Siete victorias en siete partidos jugados en casa. La tarjeta de presentación que tiene el Udinese en el Friuli es de gran equipo, pero Conte no es de extrañar, ni intimidar: "Como siempre digo, respeto a todos pero no tengo miedo a nadie", dijo el técnico durante la rueda de prensa antes del partido de mañana. "El Udinese es el último equipo que aún quedan por delante entre los que pueden aspirar a los niveles más altos de la clasificación. Va a ser un incentivo más para jugar en un campo donde siempre ganan, anotando 14 goles a favor y sólo dos en contra. Sabemos las dificultades que nos encontraremos y nos estamos preparando. Por otra parte, el Udinese tiene jugadores importantes como Asamoah, Isla, Di Natale, codiciados por muchos equipos y que ya no es una revelación, sobre todo después del campeonato del año pasado, cuando a tres, cuatro jornadas del final peleó con el Nápoles el Scudetto al Milan".
La objetiva dificultad del partido, no limita las ambiciones de Conte. Un empate podría ser suficiente para mantener la imbatibilidad y el primer puesto en la clasificación, pero la filosofía de la Juve es otra: "No quiero sonar arrogante o presumido, pero estamos trabajando para sacar siempre el máximo. Por lo tanto, no iremos satisfechos a Udine, porque no forma parte de nuestra manera de pensar. No debe parecer arrogante, pero es parte del camino que hemos emprendido. Si los rivales resultan más fuertes que nosotros, les estrecharemos la mano. Pero antes y durante el partido no debemos estar satisfechos con los objetivos mínimos".
La Juve no puede no luchar siempre para ganar todo el tiempo. Y por esta razón que el Udinese es el modelo, que permite encontrar y cultivar el talento en casa, y no es exportable a un grande. "No hay paciencia con los grandes equipos. El Udinese terminó la temporada pasada en cuarto lugar, nosotros en el séptimo, pero lo primero que te piden es el Scudetto. No es lo mismo para Guidolin, que tiene más tiempo para trabajar y crecer".
Tiempo que Conte objetivamente ha tenido poco y ya ha logrado dar el juego al equipo y una mentalidad ganadora. No es casualidad que Marotta le haya situado como el primer arquitecto de la exitosa Juventus. "No puedo agradecer al director sus palabras usadas en mi favor, estas expresiones de aprecio son una fuente de orgullo. Todos, desde el presidente para abajo, estamos trabajando duro y todos tenemos que ser útiles, pero sabiendo que no somos indispensables. Fuimos más allá de los pronósticos más optimistas, pero sólo han pasado 15 jornadas y las cuentas se harán en mayo. Los números están en los ojos de todos, el crédito va a la disponibilidad y al deseo de mis jugadores. ¿La mayor satisfacción? Recuperar la credibilidad ante los ojos de los fans y detractores. Ahora hay de nuevo respeto para nosotros".

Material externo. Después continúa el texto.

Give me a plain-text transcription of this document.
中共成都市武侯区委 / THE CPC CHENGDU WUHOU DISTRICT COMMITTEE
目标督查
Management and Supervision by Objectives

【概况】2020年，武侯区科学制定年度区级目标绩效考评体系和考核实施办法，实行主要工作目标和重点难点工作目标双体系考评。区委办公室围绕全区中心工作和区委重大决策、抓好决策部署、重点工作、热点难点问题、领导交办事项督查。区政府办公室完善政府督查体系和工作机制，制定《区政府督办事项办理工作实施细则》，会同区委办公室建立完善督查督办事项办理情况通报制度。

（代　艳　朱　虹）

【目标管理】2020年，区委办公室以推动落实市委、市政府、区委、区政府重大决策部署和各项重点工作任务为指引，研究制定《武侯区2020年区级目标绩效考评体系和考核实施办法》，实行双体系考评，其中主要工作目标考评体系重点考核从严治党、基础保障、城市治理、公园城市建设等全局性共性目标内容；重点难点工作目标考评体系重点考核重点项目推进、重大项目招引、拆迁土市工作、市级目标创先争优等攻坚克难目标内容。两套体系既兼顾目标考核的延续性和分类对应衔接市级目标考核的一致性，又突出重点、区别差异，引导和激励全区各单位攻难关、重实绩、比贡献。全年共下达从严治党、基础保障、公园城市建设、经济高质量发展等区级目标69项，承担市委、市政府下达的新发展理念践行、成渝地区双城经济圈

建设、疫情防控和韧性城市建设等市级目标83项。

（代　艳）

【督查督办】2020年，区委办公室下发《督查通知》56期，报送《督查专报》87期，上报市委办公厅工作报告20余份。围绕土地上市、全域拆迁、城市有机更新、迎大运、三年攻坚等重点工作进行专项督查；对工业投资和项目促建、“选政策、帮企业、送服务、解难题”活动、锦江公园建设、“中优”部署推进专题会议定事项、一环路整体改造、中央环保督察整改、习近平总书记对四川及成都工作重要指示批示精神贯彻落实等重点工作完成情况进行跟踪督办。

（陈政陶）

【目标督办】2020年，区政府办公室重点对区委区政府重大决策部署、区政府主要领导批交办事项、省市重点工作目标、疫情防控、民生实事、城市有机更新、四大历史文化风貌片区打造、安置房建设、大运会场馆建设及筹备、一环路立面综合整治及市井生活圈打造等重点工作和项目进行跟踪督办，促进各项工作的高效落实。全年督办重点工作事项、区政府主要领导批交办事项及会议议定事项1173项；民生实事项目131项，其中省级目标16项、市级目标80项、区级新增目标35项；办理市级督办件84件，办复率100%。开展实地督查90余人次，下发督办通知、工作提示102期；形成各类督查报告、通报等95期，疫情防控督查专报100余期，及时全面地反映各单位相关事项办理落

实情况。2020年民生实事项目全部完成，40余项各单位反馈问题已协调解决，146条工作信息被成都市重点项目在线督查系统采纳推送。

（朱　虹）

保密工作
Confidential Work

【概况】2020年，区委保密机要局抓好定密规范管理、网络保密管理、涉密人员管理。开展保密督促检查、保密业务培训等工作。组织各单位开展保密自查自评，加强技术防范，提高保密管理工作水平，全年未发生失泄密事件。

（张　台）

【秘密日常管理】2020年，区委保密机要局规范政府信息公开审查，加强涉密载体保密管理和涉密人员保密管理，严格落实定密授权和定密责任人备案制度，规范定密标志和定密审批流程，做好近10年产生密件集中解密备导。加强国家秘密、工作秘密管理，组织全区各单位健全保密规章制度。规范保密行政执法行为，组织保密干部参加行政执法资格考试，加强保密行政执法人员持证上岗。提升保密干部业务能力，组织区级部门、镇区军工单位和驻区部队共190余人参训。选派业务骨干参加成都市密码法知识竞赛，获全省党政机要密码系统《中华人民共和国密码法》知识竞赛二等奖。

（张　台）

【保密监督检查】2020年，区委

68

El último partido contra Novara dio a Conte nuevas certezas. Quien hasta ahora ha jugado menos, sin embargo, ha demostrado estar completamente insertado en los mecanismos del equipo y el entrenador ya tiene otra opción muy amplia. "Yo no tenía dudas acerca de las respuestas que he recibido de los jugadores menos utilizados, porque veo cómo entrena el grupo. Tratamos de preparar a todos para jugar y el mérito de los resultados es de mi equipo técnico. La Juve debe tener una plantilla que se pueda compensar con ausencias, sin cambiar el resultado. Y eso es lo que sucedió contra el Novara. Me alegro por el trabajo de Quagliarella, coronado con un gol. Para los delanteros es crucial marcar, ya que viven de esta alegría. Yo sería muy feliz si también hubiera marcado Alex, pero yo estaba interesado en el rendimiento y me alegré de su juego para el equipo. Los goles llegarán a lo largo. Para mañana voy a tener que considerar con cuidado la última sesión de entrenamiento, ya que algunos han salido tocados del partido del domingo. ¿Un cambio de táctica? Es una posibilidad", asegura Conte.